1667 yılında Danimarkalı bir bilim insanı sonunda sözde tıbbi güçleri için ödüllendirilen bazı gizemli taşların ay tutulması sırasında gökyüzünden düşmediği ve çatal dili olmadığı sonucuna vardı. Aslında tarih öncesi bir tür olan ve Megalodon adı verilen bu zamana kadar yaşamış en büyük köpek balığına ait fosilleşmiş diş olduğunu fark etti. Peki Megalodon denizlere hükmederken durumlar nasıldı? Bu ürkütücü avcının neslinin tükenmesine ne sebep oldu?

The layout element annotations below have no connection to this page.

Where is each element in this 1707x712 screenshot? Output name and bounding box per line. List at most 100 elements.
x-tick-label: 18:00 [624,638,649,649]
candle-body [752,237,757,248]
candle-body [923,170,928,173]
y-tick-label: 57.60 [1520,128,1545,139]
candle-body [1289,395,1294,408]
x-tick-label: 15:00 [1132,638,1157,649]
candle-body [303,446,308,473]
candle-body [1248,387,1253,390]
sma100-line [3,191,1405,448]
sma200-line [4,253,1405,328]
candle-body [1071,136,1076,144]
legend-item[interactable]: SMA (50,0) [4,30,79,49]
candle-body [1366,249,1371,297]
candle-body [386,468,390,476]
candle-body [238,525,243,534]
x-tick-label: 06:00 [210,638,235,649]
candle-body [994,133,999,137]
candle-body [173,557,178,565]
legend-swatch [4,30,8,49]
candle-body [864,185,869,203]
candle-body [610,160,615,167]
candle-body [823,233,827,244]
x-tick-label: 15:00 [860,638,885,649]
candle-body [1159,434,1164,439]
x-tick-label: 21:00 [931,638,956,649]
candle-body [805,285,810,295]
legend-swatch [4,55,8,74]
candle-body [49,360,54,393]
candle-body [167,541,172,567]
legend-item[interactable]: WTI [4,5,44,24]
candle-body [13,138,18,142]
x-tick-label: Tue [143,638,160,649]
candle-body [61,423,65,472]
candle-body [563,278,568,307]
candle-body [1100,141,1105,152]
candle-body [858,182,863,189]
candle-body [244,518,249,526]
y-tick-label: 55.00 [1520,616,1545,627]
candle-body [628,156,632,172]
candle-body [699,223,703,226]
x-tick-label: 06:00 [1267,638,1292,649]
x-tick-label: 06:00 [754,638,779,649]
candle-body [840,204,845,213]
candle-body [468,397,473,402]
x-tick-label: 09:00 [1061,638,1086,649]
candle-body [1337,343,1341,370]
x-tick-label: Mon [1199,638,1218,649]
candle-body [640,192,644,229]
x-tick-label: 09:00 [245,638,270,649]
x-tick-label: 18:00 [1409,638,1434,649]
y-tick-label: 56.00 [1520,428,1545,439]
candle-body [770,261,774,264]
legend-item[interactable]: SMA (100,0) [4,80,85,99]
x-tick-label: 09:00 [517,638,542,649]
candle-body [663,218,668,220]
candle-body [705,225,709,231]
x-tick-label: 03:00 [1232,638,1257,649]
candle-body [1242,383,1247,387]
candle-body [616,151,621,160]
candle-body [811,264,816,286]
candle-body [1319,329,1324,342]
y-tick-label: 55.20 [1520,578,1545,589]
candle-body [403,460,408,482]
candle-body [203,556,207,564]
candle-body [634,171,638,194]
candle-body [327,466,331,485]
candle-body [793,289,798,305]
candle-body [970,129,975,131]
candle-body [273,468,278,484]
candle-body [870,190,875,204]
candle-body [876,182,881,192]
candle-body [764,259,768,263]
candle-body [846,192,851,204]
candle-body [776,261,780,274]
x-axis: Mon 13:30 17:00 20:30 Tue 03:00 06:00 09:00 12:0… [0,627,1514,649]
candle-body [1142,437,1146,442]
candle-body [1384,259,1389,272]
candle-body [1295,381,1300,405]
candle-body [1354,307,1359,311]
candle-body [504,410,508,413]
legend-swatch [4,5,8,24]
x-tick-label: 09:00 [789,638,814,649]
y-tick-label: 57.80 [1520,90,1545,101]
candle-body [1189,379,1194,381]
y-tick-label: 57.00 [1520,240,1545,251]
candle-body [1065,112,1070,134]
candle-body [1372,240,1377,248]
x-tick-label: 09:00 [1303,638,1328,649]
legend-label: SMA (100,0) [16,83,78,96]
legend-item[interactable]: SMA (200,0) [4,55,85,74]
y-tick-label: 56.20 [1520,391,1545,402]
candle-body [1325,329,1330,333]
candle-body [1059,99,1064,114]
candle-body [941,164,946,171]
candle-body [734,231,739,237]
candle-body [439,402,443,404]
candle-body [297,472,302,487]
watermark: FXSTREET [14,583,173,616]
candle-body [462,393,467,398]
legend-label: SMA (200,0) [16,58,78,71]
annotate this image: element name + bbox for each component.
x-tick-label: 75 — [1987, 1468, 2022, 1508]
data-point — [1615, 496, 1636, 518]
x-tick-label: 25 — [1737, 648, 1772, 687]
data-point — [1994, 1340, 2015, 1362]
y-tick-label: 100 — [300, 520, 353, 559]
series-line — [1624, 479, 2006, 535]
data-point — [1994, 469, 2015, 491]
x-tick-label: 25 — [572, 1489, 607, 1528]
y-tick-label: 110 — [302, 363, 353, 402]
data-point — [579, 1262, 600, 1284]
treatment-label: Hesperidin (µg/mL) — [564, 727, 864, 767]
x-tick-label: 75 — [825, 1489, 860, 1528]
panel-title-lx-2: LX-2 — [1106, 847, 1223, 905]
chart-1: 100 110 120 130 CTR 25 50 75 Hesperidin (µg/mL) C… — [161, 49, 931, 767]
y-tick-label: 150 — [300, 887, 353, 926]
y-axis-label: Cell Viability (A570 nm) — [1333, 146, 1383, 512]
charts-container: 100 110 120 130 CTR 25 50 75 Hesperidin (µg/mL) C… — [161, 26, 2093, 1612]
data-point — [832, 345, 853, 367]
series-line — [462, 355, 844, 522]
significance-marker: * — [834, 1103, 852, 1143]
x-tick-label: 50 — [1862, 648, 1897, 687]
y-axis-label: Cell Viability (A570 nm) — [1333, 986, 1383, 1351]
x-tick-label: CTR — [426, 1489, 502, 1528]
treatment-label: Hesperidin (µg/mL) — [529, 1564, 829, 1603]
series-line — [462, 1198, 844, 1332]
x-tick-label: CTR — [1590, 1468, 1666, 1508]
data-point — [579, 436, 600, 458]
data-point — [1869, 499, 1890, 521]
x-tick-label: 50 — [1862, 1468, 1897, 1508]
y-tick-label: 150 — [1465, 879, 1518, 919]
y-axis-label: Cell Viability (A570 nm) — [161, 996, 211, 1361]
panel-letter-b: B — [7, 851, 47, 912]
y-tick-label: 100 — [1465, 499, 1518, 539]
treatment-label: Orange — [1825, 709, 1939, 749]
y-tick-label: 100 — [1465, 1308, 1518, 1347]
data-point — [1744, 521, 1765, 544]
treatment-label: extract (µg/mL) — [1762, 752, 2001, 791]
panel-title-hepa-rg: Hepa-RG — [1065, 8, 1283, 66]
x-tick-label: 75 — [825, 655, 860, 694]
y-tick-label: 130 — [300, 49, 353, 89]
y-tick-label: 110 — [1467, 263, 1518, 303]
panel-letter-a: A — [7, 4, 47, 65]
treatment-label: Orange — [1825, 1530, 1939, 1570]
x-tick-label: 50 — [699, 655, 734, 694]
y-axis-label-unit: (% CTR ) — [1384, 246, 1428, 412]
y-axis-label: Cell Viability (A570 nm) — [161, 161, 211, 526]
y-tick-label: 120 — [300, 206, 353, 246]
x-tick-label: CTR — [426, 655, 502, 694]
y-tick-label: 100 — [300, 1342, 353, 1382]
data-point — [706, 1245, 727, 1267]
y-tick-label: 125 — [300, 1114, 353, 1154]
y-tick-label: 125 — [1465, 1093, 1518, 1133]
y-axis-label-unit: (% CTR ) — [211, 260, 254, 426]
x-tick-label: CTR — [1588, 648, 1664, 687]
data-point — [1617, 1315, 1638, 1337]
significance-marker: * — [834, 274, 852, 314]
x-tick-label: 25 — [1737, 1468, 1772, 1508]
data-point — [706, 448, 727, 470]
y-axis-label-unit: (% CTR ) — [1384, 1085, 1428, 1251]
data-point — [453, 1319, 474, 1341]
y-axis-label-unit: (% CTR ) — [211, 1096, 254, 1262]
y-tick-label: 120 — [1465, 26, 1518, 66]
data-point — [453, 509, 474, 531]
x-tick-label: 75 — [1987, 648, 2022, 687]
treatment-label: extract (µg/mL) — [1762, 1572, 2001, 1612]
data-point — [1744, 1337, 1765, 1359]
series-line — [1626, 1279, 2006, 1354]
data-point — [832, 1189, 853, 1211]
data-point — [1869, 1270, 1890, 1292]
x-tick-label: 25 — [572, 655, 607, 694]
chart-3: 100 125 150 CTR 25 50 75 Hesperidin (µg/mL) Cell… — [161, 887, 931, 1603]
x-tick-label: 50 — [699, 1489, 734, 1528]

Because their skeletons were cartilaginous, what remains of megalodons are mostly scattered clues, like some isolated vertebrae and lots of their enamel-protected teeth. Like many sharks, megalodons could shed and replace thousands of teeth over the course of their lives. Interestingly, some fossil sites harbor especially high numbers of small megalodon teeth. Experts believe these were nurseries that supported countless generations of budding megalodons. They grew up in sheltered and food-packed shallow waters before becoming unrivaled adult marine hunters.
İskeletleri kıkırdaklı olduğu için Megalodonlardan geriye kalanlar izole omurlar ve diş mineleri korunan dişler gibi çoğunlukla dağınık ipuçları. Birçok köpek balıkları gibi Megalodonlar hayatları boyunca binlerce diş döküp tekrar çıkarabilirler. İlginç bir şekilde bazı fosil alanları özellikle yüksek sayıda küçük Megalodon dişleri barındırıyor. Uzmanlar bunların pek çok gelişen Megalodon nesillerini destekleyen yuvalar olduğuna inanıyor. Yetişkin rakipsiz bir deniz avcısı olmadan önce gıda dolu ve korunaklı bir şekilde sığ sularda büyüdüler.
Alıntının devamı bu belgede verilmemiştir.